Prólogo
No verão de 1955, combinei de acompanhar alguns amigos que estavam indo para os Alpes. Alfred Tissieres, na época bolsista do King’s, disse que poderia me levar até o topo do Rothorn, e, apesar de ter pavor de altura, não pareceu que aquele era um momento para covardia. Depois de entrar em forma deixando que um guia me conduzisse Allinin acima, embarquei no ônibus para uma viagem de duas horas até Zinal, torcendo para o motorista não ficar enjoado enquanto conduzia o ônibus atabalhoadamente pelo caminho estreito que serpenteava acima das escarpas de rochas soltas. Nesse momento, vi Alfred parado em frente ao hotel, falando com um acadêmico bigodudo do Trinity que havia estado na Índia durante a guerra.

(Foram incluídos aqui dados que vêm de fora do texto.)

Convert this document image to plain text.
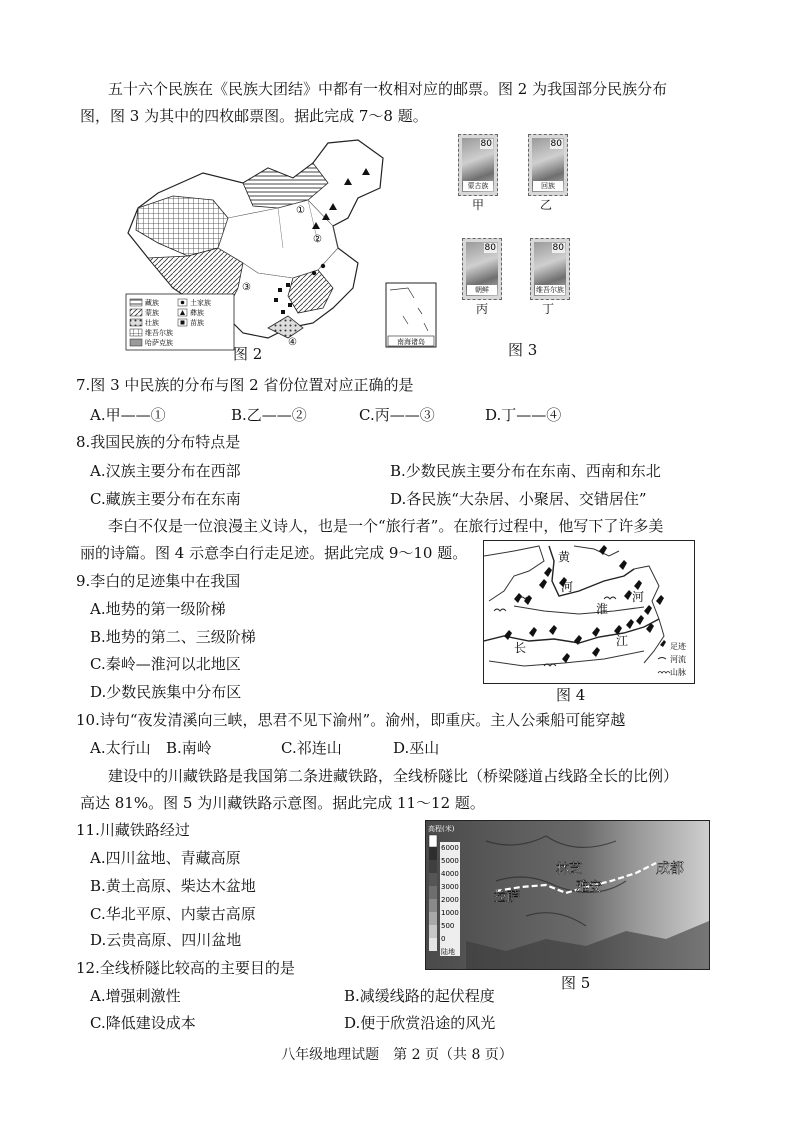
五十六个民族在《民族大团结》中都有一枚相对应的邮票。图 2 为我国部分民族分布

图，图 3 为其中的四枚邮票图。据此完成 7～8 题。

①
②
③
④
藏族	土家族
蒙族	彝族
壮族	苗族
维吾尔族
哈萨克族	南海诸岛
图 2
80
蒙古族
甲
80
回族
乙
80
朝鲜
丙
80
维吾尔族
丁
图 3
7.图 3 中民族的分布与图 2 省份位置对应正确的是
A.甲——①	B.乙——②	C.丙——③	D.丁——④
8.我国民族的分布特点是
A.汉族主要分布在西部	B.少数民族主要分布在东南、西南和东北
C.藏族主要分布在东南	D.各民族“大杂居、小聚居、交错居住”

李白不仅是一位浪漫主义诗人，也是一个“旅行者”。在旅行过程中，他写下了许多美

丽的诗篇。图 4 示意李白行走足迹。据此完成 9～10 题。

9.李白的足迹集中在我国
A.地势的第一级阶梯
B.地势的第二、三级阶梯
C.秦岭—淮河以北地区
D.少数民族集中分布区
黄
河
淮
河
长	江	足迹
河流
山脉
图 4
10.诗句“夜发清溪向三峡，思君不见下渝州”。渝州，即重庆。主人公乘船可能穿越
A.太行山 B.南岭	C.祁连山	D.巫山

建设中的川藏铁路是我国第二条进藏铁路，全线桥隧比（桥梁隧道占线路全长的比例）

高达 81%。图 5 为川藏铁路示意图。据此完成 11～12 题。

11.川藏铁路经过
A.四川盆地、青藏高原
B.黄土高原、柴达木盆地
C.华北平原、内蒙古高原
D.云贵高原、四川盆地
高程(米)
6000
5000
4000
3000
2000
1000
500
0
陆地
拉萨
林芝
雅安
成都
图 5
12.全线桥隧比较高的主要目的是
A.增强刺激性	B.减缓线路的起伏程度
C.降低建设成本	D.便于欣赏沿途的风光
八年级地理试题　第 2 页（共 8 页）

Como Alfred ainda estava fora de forma, decidimos passar a tarde andando até um pequeno restaurante que ficava na base da enorme geleira que descia do alto do Obergabelhorn e sobre a qual andaríamos no dia seguinte. Tínhamos perdido o hotel de vista havia apenas poucos minutos quando avistamos um grupo vindo em nossa direção, e eu rapidamente reconheci um dos alpinistas. Era Willy Seeds, um cientista que havia trabalhado, há muitos anos, no King’s College, em Londres, com Maurice Wilkins nas propriedades ópticas das fibras de DNA. Willy logo me viu, diminuiu o passo e momentaneamente deu a impressão de que tiraria sua mochila para conversar um pouco. Mas tudo o que ele disse foi “Como vai, Honest Jim?”,1 e, acelerando rapidamente o passo, logo estava abaixo de mim na trilha.

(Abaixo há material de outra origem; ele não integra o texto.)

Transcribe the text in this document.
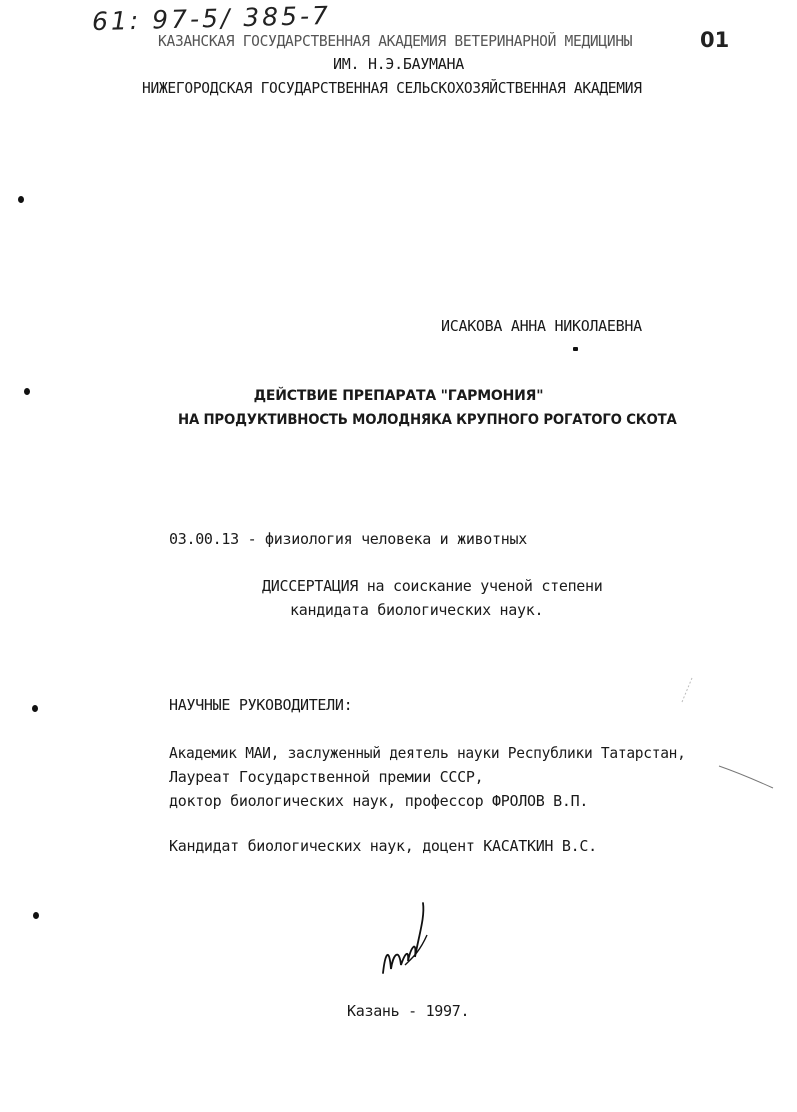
61: 97-5/ 385-7
01
КАЗАНСКАЯ ГОСУДАРСТВЕННАЯ АКАДЕМИЯ ВЕТЕРИНАРНОЙ МЕДИЦИНЫ
ИМ. Н.Э.БАУМАНА
НИЖЕГОРОДСКАЯ ГОСУДАРСТВЕННАЯ СЕЛЬСКОХОЗЯЙСТВЕННАЯ АКАДЕМИЯ
ИСАКОВА АННА НИКОЛАЕВНА
ДЕЙСТВИЕ ПРЕПАРАТА "ГАРМОНИЯ"
НА ПРОДУКТИВНОСТЬ МОЛОДНЯКА КРУПНОГО РОГАТОГО СКОТА
03.00.13 - физиология человека и животных
ДИССЕРТАЦИЯ на соискание ученой степени
кандидата биологических наук.
НАУЧНЫЕ РУКОВОДИТЕЛИ:
Академик МАИ, заслуженный деятель науки Республики Татарстан,
Лауреат Государственной премии СССР,
доктор биологических наук, профессор ФРОЛОВ В.П.
Кандидат биологических наук, доцент КАСАТКИН В.С.
Казань - 1997.
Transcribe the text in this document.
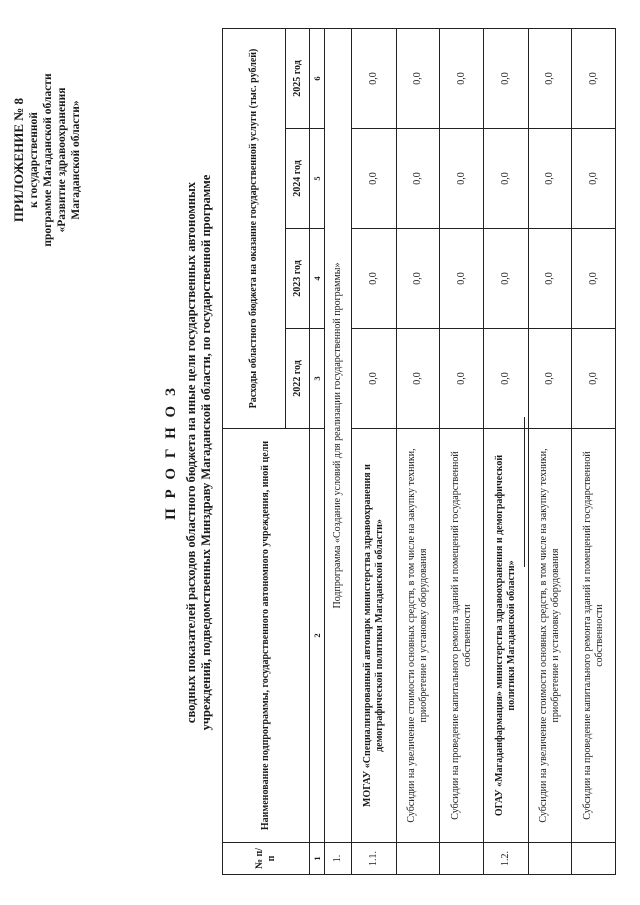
ПРИЛОЖЕНИЕ № 8 к государственной программе Магаданской области «Развитие здравоохранения Магаданской области»
П Р О Г Н О З сводных показателей расходов областного бюджета на иные цели государственных автономных учреждений, подведомственных Минздраву Магаданской области, по государственной программе
№ п/п	Наименование подпрограммы, государственного автономного учреждения, иной цели	Расходы областного бюджета на оказание государственной услуги (тыс. рублей)			
		2022 год	2023 год	2024 год	2025 год
1	2	3	4	5	6
1.	Подпрограмма «Создание условий для реализации государственной программы»				
1.1.	МОГАУ «Специализированный автопарк министерства здравоохранения и демографической политики Магаданской области»	0,0	0,0	0,0	0,0
	Субсидии на увеличение стоимости основных средств, в том числе на закупку техники, приобретение и установку оборудования	0,0	0,0	0,0	0,0
	Субсидии на проведение капитального ремонта зданий и помещений государственной собственности	0,0	0,0	0,0	0,0
1.2.	ОГАУ «Магаданфармация» министерства здравоохранения и демографической политики Магаданской области»	0,0	0,0	0,0	0,0
	Субсидии на увеличение стоимости основных средств, в том числе на закупку техники, приобретение и установку оборудования	0,0	0,0	0,0	0,0
	Субсидии на проведение капитального ремонта зданий и помещений государственной собственности	0,0	0,0	0,0	0,0
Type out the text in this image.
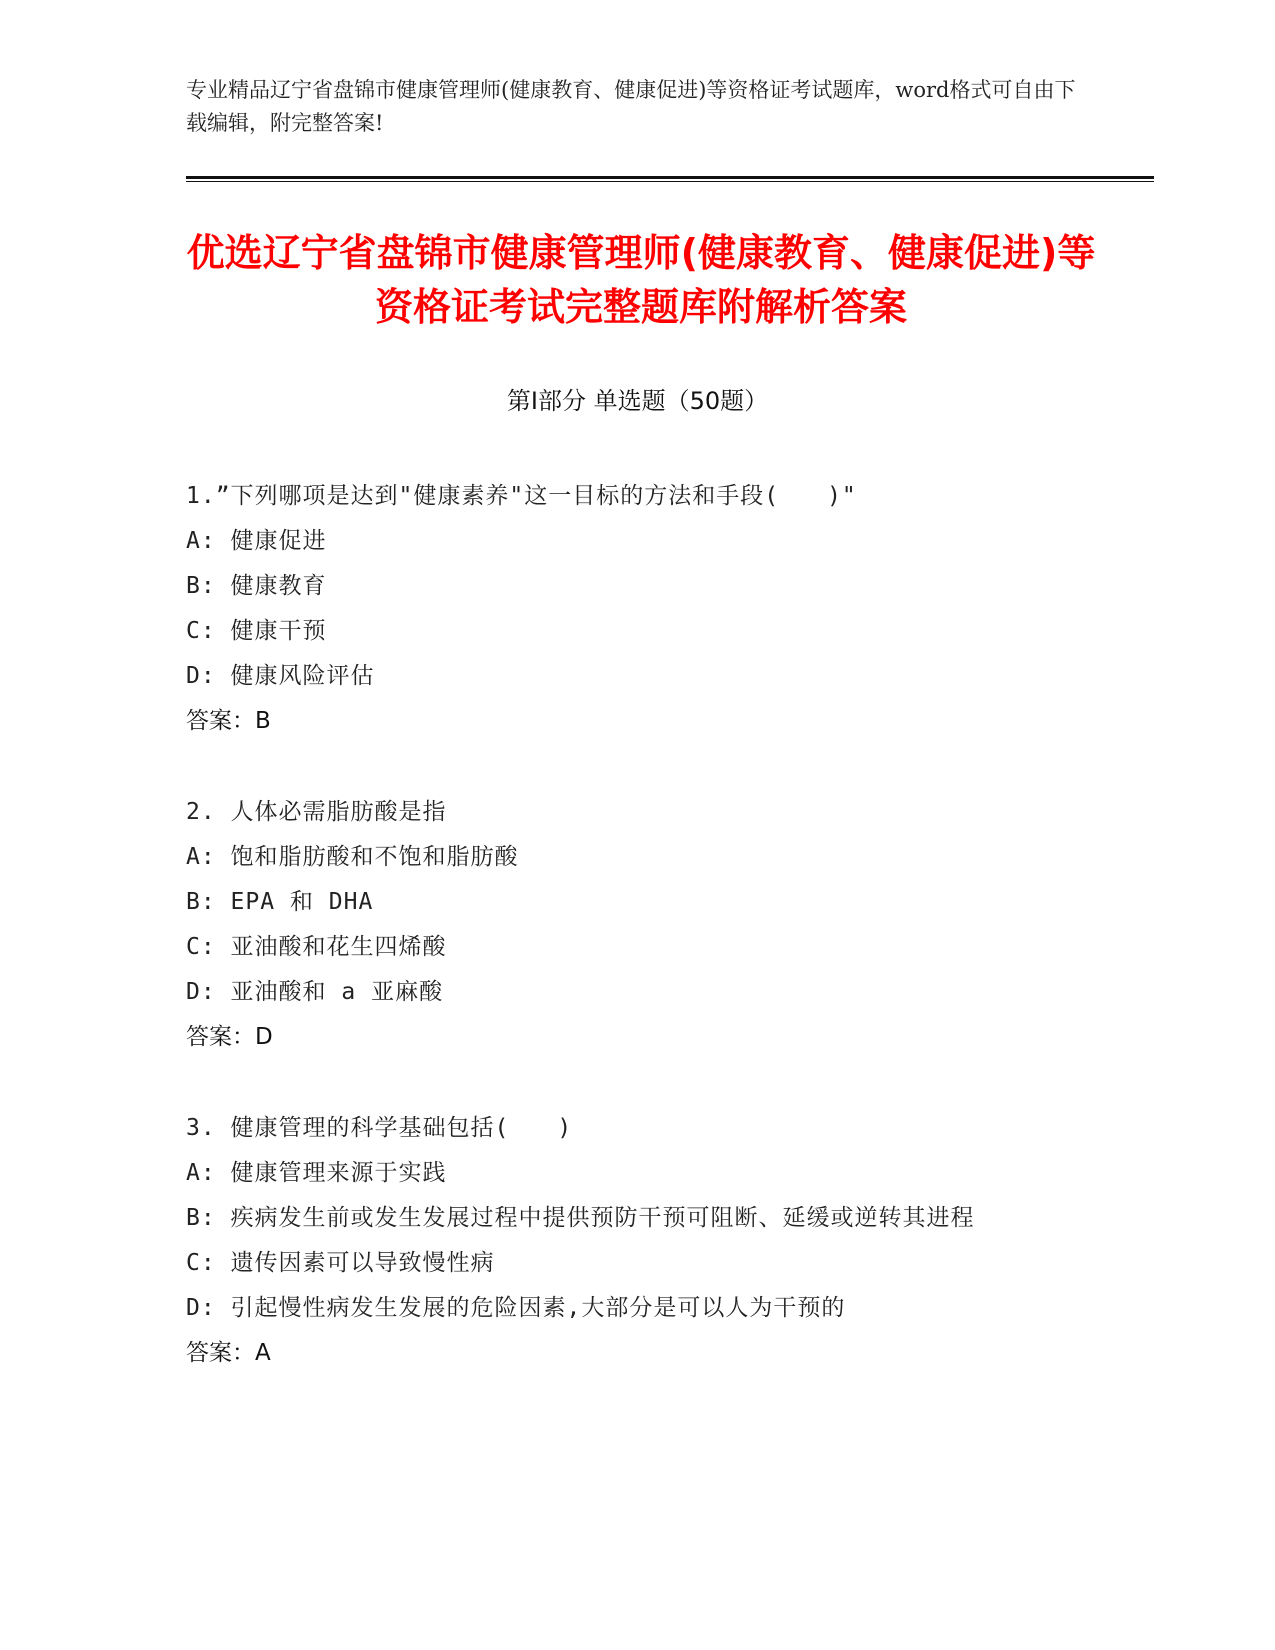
专业精品辽宁省盘锦市健康管理师(健康教育、健康促进)等资格证考试题库，word格式可自由下载编辑，附完整答案!
优选辽宁省盘锦市健康管理师(健康教育、健康促进)等资格证考试完整题库附解析答案
第Ⅰ部分 单选题（50题）
1.”下列哪项是达到"健康素养"这一目标的方法和手段(　　)"
A: 健康促进
B: 健康教育
C: 健康干预
D: 健康风险评估
答案：B
2. 人体必需脂肪酸是指
A: 饱和脂肪酸和不饱和脂肪酸
B: EPA 和 DHA
C: 亚油酸和花生四烯酸
D: 亚油酸和 a 亚麻酸
答案：D
3. 健康管理的科学基础包括(　　)
A: 健康管理来源于实践
B: 疾病发生前或发生发展过程中提供预防干预可阻断、延缓或逆转其进程
C: 遗传因素可以导致慢性病
D: 引起慢性病发生发展的危险因素,大部分是可以人为干预的
答案：A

Mais tarde, enquanto eu me arrastava na subida, pensei mais uma vez nos nossos primeiros encontros em Londres. Naquela época, o DNA ainda era um mistério a ser desvendado, e ninguém tinha certeza de quem o faria e se o mereceria caso o DNA se provasse tão empolgante quanto nós, semissecretamente, acreditávamos. Mas agora a corrida tinha acabado, e, como um dos vencedores, eu sabia que a narrativa não era simples, e muito menos como os jornais relatavam. Envolvia, basicamente, cinco pessoas: Maurice Wilkins, Rosalind Franklin, Linus Pauling, Francis Crick e eu. E, como Francis foi a força principal na constituição do meu papel, começarei a história por ele.

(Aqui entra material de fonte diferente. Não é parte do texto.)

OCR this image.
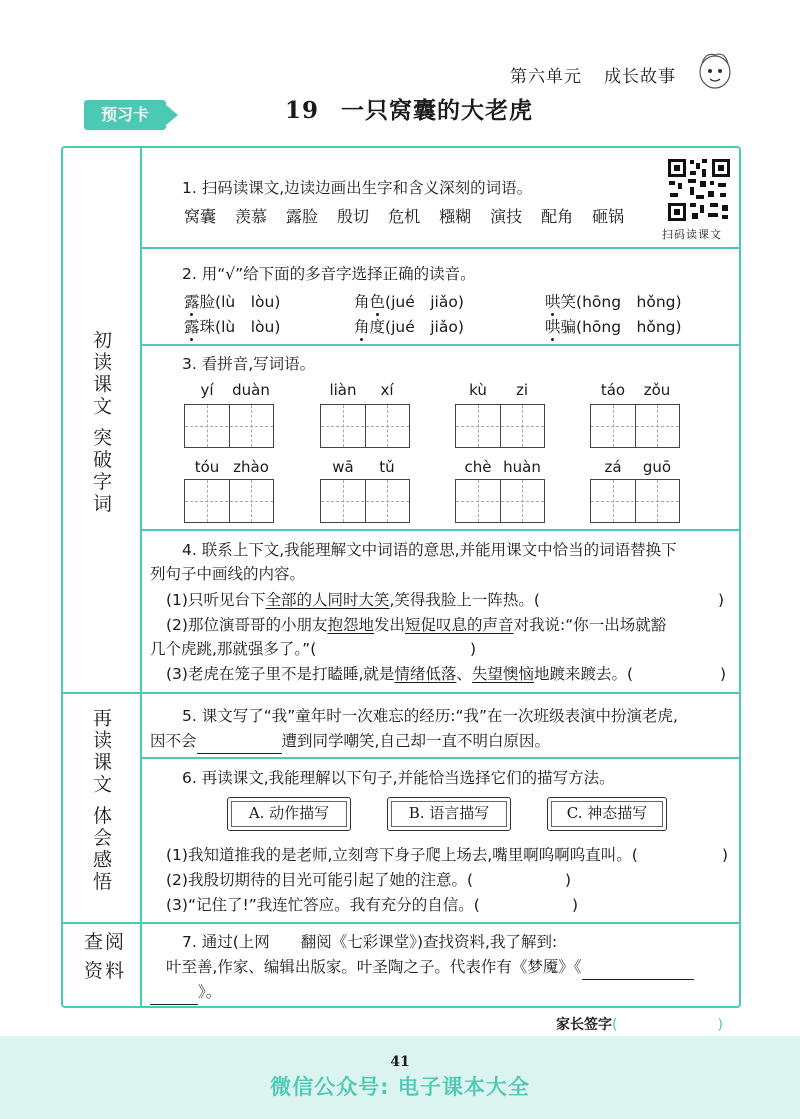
第六单元 成长故事
预习卡	19 一只窝囊的大老虎
初读课文 突破字词
再读课文 体会感悟
查阅资料
1. 扫码读课文,边读边画出生字和含义深刻的词语。
窝囊 羡慕 露脸 殷切 危机 糨糊 演技 配角 砸锅
扫码读课文
2. 用“√”给下面的多音字选择正确的读音。
露脸(lù　lòu)	角色(jué　jiǎo)	哄笑(hōng　hǒng)
露珠(lù　lòu)	角度(jué　jiǎo)	哄骗(hōng　hǒng)
3. 看拼音,写词语。
yí duàn	liàn xí	kù zi	táo zǒu
tóu zhào	wā tǔ	chè huàn	zá guō
4. 联系上下文,我能理解文中词语的意思,并能用课文中恰当的词语替换下
列句子中画线的内容。
(1)只听见台下全部的人同时大笑,笑得我脸上一阵热。(	)
(2)那位演哥哥的小朋友抱怨地发出短促叹息的声音对我说:“你一出场就豁
几个虎跳,那就强多了。”(	)
(3)老虎在笼子里不是打瞌睡,就是情绪低落、失望懊恼地踱来踱去。(	)
5. 课文写了“我”童年时一次难忘的经历:“我”在一次班级表演中扮演老虎,
因不会	遭到同学嘲笑,自己却一直不明白原因。
6. 再读课文,我能理解以下句子,并能恰当选择它们的描写方法。
A. 动作描写	B. 语言描写	C. 神态描写
(1)我知道推我的是老师,立刻弯下身子爬上场去,嘴里啊呜啊呜直叫。(	)
(2)我殷切期待的目光可能引起了她的注意。(	)
(3)“记住了!”我连忙答应。我有充分的自信。(	)
7. 通过(上网　　翻阅《七彩课堂》)查找资料,我了解到:
叶至善,作家、编辑出版家。叶圣陶之子。代表作有《梦魇》《
》。
家长签字(	)
41
微信公众号: 电子课本大全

1 Literalmente, “Jim Honesto”. A expressão foi usada de forma maliciosa por Seeds, que decerto não considerava a conduta de Watson muito correta (e talvez estivesse aludindo ao personagem da raposa em Pinóquio, chamado João Honesto – em inglês, Honest John). No entanto, acabou virando uma espécie de “apelido literário” de Watson por conta da notória franqueza direta e sem reservas de seus livros, que lhe rendeu diversas polêmicas ao longo da vida. (N.T.)